[Python-Dev] More concerns about decorators

Bob Ippolito bob at redivi.com
Mon Aug 16 18:19:09 CEST 2004


On Aug 16, 2004, at 11:39 AM, Roman Suzi wrote:

> On Mon, 16 Aug 2004, Michael Hudson wrote:
>
>> Bob Ippolito <bob at redivi.com> writes:
>>
>>>> Is it possible to change function inplace? Is it even an option?
>>>
>>> Not sure what you mean.  Functions have a __doc__ slot and a __dict__
>>> slot that are read/write.  __name__ is read-only.
>>
>> __name__ is writable as of a few days ago.
>
> I mean that decorators are... decorators. They by their meaning must 
> not
> change the function but add some twists to their behaviour. Many of 
> decorator
> examples are destructing function attributes.

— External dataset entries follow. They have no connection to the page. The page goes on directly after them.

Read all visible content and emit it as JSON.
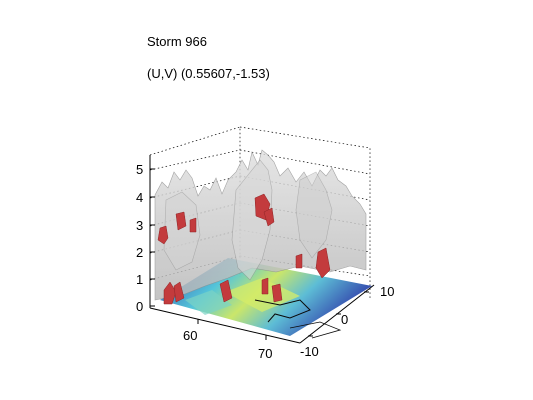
{
  "figure": {
    "title_lines": [
      "Storm 966",
      "(U,V) (0.55607,-1.53)"
    ]
  },
  "chart_data": {
    "type": "surface3d",
    "title": "Storm 966",
    "subtitle": "(U,V) (0.55607,-1.53)",
    "xlabel": "",
    "ylabel": "",
    "zlabel": "",
    "x_ticks": [
      60,
      70
    ],
    "y_ticks": [
      -10,
      0,
      10
    ],
    "z_ticks": [
      0,
      1,
      2,
      3,
      4,
      5
    ],
    "xlim": [
      52,
      72
    ],
    "ylim": [
      -12,
      12
    ],
    "zlim": [
      0,
      5.5
    ],
    "grid": "dotted",
    "colors": {
      "isosurface": "#c8c8c8",
      "isosurface_edge": "#8a8a8a",
      "core_isosurface": "#c0393b",
      "floor_low": "#1e2f9a",
      "floor_mid": "#3dbfd3",
      "floor_high": "#c7e65a"
    },
    "isosurface_peaks": [
      {
        "x": 54,
        "y": -8,
        "z": 3.9
      },
      {
        "x": 56,
        "y": -5,
        "z": 4.3
      },
      {
        "x": 58,
        "y": -2,
        "z": 4.1
      },
      {
        "x": 60,
        "y": 1,
        "z": 4.4
      },
      {
        "x": 62,
        "y": 3,
        "z": 5.2
      },
      {
        "x": 64,
        "y": 6,
        "z": 4.9
      },
      {
        "x": 66,
        "y": 8,
        "z": 4.4
      },
      {
        "x": 68,
        "y": 10,
        "z": 3.6
      }
    ],
    "core_cells": [
      {
        "x": 54,
        "y": -10,
        "z": 0.4
      },
      {
        "x": 53,
        "y": -11,
        "z": 3.0
      },
      {
        "x": 57,
        "y": -7,
        "z": 0.4
      },
      {
        "x": 58,
        "y": -4,
        "z": 3.4
      },
      {
        "x": 60,
        "y": -2,
        "z": 0.5
      },
      {
        "x": 62,
        "y": 2,
        "z": 4.0
      },
      {
        "x": 64,
        "y": 4,
        "z": 0.7
      },
      {
        "x": 66,
        "y": 8,
        "z": 1.8
      }
    ]
  }
}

Some decorators are "decorators", other decorators are transformations 
:)  staticmethod and classmethod certainly aren't "decorators" as they 
change what the function does and return a different object, from an 
implementation standpoint anyway.

> Good example of non-destructing decorator is staticmethod:

Not all decorators are non-destructive.

> So, my concern was that it requires additional efforts to save
> function attributes. My thought was that probably decorators could
> work directly on the function, not changing id of the function?
> (staticmethod changes id, of course). Why? Because the function
> is not accessible any more. while the old way it was possible to store
> intermediate result:

Most, if not all, useful decorators will need to change the id of the 
function.  Even a decorator that optimizes bytecode would have to 
return a new object.  The only things you can do to a function without 
changing its identity (IIRC) are changing the slots __name__, __doc__, 
and __dict__.

> class A:
>      def m(x):
>         """I am method m"""
>      mm = m
>      m = staticmethod(m)
>
>
> And use it somehow. But with decorator function changes. Yes, it is 
> possible
> that some decorators could store function internally for the purpose of
> calling it, but others will not.

I think that most decorators are going to store the function object one 
way or another.  I'm not sure why that matters though?  I've never seen 
production code that uses this pattern (save out an instance method and 
a staticmethod of separate names), except for properties (which is 
somewhat different).

> The transfer of function attributes is on the developer.  And he/she 
> could be
> clueless that docstrings, etc, could be lost in transformation.

That already happens if you do decoration "manually" the pre-2.4 way.  
As long as its documented, it shouldn't be a problem.  A "carryover" 
function as I offered up in my last email (modified to also bring over 
__name__) would help considerably, I think.